Le reggae est apparu à la fin des années 1960, il est l'évolution du ska et du rocksteady, trouve ses racines dans la musique traditionnelle caribéenne comme le mento et le calypso, mais est aussi très influencé par le rythm&blues, le jazz et la soul music (la musique américaine est alors très en vogue en Jamaïque). A ces influences s'ajoute celle du mouvement rasta et des chants nyabinghi, qui utilisent les Burrus africains (tambours) apportés par les esclaves en Jamaïque. Ce métissage ne s'arrêtera pas là, aujourd'hui nombre de styles s'inspirent, intégrent ou reprennent le style reggae, de par le monde. Le reggae est aujourd'hui une musique universelle, comme le souhaitait son principal ambassadeur, Bob Marley.

L'etymologie du terme reggae pourrait venir du mot "streggae", utilisé pour désigner quelqu'un qui s'habille mal, ou trop peu... comme les prostituées ; ce mot aurait été modifié par une radio jamaïcaine de l'époque. D'autres explications existent, comme la contraction de "regular guy"...

Contrairement au rocksteady, la paternité du reggae en tant que genre musical proprement dit est très controversée : Certains attribuent le premier disque de reggae aux Maytals avec "Do the Reggay" en août 1968, Toots est certes le premier à utiliser le mot "reggae" dans une chanson, mais d'autres morceaux au tempo un peu plus rapide que le rocksteady ont déjà préfiguré le style au cours de l'année 68. Ainsi, Pop-a-Top, de Lynford Anderson, annoncait déjà, début 68, un nouveau style de rythme, bien plus rapide. D'autres compositions se disputent le titre de premier reggae, dont le "Bang A Rang" de Stranger Cole & Lester Sterling (pour Bunnee Lee), le "Nanny Goat" de Larry Marshall & Alvin (sous la direction de Jackie Mittoo, pour Studio One), la première version méconnue du "Soul Rebel" de Bob Marley, et le "No More Heartache" des Beltones. Lee « Scratch » Perry est également à l'origine d'un des premiers succès reggae de 1968, "Long Shot" (chanté par les Pioneers, avec les jeunes frères Aston « Family Man » et Carlton Barrett à la basse/batterie), où il utilise une rythmique particulièrement rapide. Scratch travaille alors pour Joe Gibbs et le quittera pour ne pas avoir été crédité pour son travail sur ce morceau. Il reprendra ce morceau à son compte en se lançant dans la production, avec son propre label "upsetter" (ennerveur). "People Funny Boy" fera un carton en angleterre. Scratch utilisera par la suite des pratiques innovantes qui transformeront le reggae, comme l'introduction de bruitages (l'origine du sample). Il fondera également le studio légendaire Black Ark (Où seront enregistrés Bob & The Wailers, The Congos, Max Romeo, Junior Murvin...)

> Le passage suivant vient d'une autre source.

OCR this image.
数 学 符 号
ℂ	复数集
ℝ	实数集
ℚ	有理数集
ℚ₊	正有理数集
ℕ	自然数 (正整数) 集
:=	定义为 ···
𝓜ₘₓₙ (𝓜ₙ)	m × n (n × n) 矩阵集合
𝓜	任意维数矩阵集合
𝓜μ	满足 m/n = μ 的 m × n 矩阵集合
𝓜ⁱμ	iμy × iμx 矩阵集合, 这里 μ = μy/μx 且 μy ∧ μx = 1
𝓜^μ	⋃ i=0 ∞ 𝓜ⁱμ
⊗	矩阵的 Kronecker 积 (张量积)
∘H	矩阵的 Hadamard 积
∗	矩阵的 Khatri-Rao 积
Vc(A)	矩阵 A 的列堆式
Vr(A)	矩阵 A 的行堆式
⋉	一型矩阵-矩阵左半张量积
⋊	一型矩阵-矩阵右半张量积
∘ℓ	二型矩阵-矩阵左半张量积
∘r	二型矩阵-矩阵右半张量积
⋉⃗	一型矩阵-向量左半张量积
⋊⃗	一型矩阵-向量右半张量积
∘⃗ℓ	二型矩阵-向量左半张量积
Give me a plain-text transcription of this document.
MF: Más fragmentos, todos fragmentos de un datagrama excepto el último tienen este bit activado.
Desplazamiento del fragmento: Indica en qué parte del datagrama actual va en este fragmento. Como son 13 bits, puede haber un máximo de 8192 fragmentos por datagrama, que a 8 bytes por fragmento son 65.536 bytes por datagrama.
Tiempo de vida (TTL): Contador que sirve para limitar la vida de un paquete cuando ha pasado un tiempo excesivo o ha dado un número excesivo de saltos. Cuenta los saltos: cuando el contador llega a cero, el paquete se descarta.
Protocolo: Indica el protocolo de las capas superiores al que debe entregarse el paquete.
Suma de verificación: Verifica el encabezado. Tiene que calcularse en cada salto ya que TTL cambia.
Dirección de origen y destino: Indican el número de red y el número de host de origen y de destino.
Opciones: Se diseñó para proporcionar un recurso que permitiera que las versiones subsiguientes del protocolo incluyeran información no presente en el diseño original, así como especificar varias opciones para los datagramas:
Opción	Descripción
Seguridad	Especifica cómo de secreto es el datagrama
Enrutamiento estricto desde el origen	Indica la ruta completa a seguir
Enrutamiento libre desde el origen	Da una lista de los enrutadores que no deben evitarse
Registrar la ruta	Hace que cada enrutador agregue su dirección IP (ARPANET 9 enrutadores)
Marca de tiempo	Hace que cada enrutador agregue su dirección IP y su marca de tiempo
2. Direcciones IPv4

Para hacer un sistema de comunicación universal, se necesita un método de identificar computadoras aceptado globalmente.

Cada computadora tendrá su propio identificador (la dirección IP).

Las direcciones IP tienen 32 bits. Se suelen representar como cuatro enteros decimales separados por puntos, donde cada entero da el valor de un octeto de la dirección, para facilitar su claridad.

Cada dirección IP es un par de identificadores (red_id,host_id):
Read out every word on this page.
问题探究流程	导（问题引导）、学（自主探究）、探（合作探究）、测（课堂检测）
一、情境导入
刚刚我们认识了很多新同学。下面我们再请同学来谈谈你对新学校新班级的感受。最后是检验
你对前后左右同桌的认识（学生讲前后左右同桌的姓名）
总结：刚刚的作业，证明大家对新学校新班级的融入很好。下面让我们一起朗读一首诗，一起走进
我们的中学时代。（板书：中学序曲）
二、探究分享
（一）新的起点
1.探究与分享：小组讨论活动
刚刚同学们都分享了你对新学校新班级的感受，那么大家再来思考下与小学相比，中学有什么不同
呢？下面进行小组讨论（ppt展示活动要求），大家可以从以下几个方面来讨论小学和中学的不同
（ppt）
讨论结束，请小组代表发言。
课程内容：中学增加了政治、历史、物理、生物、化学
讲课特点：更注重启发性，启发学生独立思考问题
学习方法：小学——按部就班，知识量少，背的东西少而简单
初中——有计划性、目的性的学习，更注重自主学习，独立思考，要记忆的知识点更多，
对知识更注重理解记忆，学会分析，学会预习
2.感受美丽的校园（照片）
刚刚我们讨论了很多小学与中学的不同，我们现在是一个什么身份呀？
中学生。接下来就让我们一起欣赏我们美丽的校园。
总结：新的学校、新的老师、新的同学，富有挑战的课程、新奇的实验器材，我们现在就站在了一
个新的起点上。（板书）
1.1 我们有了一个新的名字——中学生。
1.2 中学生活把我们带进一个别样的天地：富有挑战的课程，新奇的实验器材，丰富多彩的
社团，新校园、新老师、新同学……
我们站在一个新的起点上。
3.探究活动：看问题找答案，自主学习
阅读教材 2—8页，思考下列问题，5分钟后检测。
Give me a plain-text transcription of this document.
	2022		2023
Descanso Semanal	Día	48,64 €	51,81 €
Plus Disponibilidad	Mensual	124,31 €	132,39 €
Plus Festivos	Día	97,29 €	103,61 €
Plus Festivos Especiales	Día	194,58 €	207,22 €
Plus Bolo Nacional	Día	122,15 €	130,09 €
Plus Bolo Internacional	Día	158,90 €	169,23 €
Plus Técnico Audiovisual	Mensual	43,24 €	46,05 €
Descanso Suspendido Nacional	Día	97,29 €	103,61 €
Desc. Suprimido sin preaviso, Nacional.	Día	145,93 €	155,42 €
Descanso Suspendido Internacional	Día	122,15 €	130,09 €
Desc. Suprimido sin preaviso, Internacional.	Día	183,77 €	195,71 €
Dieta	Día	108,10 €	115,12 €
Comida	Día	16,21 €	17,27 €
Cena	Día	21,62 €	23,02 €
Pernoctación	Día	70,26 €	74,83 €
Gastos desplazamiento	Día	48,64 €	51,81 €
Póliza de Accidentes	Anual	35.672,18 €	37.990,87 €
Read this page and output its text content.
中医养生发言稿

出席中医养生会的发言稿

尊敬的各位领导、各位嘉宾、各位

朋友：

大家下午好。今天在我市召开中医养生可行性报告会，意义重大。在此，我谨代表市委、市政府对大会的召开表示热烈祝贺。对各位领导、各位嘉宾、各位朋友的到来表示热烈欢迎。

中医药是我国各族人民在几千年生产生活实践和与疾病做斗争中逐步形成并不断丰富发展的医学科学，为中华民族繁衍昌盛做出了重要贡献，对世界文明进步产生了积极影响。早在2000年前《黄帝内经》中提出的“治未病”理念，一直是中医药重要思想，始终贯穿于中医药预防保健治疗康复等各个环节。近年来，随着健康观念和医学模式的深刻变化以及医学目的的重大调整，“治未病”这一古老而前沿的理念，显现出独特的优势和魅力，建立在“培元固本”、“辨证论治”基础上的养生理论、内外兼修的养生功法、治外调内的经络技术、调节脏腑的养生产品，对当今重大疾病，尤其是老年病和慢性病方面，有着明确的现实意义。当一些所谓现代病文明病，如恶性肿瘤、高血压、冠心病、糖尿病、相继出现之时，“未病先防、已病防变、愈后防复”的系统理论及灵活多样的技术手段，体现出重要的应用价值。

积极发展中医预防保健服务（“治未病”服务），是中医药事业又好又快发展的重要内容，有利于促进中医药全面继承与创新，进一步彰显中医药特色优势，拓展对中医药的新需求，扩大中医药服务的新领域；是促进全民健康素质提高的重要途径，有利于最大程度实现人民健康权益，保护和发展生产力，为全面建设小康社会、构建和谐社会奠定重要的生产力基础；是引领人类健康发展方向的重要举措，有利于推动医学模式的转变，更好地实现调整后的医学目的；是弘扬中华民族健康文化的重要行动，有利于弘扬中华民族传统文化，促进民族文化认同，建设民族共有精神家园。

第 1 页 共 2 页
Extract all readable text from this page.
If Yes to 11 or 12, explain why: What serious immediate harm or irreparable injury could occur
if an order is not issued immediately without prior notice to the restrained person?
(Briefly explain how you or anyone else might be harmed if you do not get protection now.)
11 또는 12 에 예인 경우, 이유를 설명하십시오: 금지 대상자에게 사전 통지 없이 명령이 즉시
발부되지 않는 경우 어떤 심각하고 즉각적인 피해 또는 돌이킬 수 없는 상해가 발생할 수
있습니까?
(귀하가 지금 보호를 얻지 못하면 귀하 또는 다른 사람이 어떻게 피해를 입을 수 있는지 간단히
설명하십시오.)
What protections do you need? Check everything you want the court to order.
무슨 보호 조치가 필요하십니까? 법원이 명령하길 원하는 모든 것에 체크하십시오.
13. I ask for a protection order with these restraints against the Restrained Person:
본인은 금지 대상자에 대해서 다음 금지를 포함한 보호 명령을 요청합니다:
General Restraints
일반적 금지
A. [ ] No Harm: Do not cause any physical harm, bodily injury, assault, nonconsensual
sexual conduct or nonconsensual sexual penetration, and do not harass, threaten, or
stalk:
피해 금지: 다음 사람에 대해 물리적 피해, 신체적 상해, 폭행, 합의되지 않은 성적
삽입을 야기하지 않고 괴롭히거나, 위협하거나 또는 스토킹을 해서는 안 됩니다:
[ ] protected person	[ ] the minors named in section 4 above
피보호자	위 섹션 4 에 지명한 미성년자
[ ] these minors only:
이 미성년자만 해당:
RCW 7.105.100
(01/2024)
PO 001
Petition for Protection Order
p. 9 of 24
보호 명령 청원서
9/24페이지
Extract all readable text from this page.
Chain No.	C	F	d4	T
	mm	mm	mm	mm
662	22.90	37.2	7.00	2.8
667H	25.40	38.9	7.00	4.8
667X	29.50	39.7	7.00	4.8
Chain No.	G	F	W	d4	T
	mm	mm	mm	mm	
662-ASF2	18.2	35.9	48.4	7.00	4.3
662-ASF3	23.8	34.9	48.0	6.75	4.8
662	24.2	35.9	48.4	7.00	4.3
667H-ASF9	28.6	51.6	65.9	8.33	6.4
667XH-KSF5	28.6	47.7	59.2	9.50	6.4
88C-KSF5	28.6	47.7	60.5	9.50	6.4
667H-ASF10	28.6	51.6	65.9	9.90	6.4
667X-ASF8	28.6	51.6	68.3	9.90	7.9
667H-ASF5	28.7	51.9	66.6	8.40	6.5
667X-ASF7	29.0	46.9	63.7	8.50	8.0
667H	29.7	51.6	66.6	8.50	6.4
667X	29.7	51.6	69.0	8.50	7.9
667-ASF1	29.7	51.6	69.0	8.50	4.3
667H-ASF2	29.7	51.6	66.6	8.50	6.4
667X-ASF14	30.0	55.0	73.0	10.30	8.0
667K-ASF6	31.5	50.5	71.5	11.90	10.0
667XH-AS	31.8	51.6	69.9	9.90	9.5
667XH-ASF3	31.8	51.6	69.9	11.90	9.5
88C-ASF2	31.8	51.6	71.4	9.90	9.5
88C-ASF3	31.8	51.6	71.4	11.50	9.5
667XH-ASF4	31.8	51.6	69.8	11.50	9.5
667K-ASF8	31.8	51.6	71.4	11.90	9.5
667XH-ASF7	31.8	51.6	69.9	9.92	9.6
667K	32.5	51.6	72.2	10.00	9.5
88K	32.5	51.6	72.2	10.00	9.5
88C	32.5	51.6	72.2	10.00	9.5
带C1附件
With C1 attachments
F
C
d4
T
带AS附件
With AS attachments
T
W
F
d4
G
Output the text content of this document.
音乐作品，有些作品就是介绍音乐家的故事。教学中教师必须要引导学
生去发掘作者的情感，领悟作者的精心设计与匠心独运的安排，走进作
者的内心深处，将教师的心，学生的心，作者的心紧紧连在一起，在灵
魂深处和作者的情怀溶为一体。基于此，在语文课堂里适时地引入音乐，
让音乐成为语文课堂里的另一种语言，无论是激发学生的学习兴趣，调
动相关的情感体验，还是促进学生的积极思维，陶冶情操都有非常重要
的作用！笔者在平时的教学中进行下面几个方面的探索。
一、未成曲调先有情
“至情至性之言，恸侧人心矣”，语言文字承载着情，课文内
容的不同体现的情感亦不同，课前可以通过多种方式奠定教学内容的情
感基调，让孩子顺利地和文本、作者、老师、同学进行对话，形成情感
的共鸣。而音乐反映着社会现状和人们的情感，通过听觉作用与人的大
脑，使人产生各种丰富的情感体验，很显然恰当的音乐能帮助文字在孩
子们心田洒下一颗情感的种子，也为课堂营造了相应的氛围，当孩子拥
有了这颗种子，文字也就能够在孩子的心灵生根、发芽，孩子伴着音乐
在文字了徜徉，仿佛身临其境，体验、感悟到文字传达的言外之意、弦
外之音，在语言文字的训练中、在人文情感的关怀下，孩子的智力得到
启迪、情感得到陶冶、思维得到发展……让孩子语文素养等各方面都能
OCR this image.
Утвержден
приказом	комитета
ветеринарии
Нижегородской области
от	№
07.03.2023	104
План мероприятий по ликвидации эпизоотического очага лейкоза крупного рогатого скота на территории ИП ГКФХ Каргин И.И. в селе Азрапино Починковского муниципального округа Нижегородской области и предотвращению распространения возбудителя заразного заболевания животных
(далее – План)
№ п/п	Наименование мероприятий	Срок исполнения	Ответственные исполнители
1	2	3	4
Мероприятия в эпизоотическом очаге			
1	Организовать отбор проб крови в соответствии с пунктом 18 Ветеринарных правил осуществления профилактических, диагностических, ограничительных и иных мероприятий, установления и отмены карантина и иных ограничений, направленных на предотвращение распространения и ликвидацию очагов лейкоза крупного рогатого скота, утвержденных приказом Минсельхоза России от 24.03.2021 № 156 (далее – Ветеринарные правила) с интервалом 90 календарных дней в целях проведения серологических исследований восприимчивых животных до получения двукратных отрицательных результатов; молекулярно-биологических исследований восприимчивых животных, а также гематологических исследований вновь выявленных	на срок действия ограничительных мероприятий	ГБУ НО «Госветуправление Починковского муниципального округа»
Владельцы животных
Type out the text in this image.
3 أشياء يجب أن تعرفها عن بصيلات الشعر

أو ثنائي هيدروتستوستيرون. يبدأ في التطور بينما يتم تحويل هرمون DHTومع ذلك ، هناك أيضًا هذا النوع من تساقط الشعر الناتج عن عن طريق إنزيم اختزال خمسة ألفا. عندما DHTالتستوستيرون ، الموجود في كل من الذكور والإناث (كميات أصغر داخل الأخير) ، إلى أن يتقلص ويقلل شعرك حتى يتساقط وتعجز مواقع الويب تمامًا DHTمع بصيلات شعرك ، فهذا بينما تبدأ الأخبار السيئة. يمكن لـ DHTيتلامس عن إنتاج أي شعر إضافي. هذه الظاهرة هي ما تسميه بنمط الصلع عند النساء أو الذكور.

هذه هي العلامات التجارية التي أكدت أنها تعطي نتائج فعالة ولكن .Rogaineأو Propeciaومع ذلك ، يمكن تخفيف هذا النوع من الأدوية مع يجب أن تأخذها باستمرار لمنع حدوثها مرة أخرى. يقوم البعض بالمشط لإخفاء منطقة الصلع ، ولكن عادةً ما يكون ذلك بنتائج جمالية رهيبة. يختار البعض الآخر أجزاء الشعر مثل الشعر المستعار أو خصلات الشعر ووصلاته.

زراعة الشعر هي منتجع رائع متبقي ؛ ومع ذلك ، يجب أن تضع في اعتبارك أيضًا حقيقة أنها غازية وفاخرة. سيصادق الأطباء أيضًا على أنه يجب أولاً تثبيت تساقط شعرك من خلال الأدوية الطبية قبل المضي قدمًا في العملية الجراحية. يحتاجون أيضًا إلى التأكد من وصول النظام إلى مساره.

Cette première phase d'évolution du reggae, qu'on appelle "early reggae", est caractérisée par un tempo plus rapide, et l'accélération du jeu à contretemps déjà présent avec le ska et le rocksteady. Puis le tempo ralentira et la basse se fera plus lourde encore, mais le reggae gardera cette base rythmique basse/batterie prédominante, et ce chaloupement propre au reggae.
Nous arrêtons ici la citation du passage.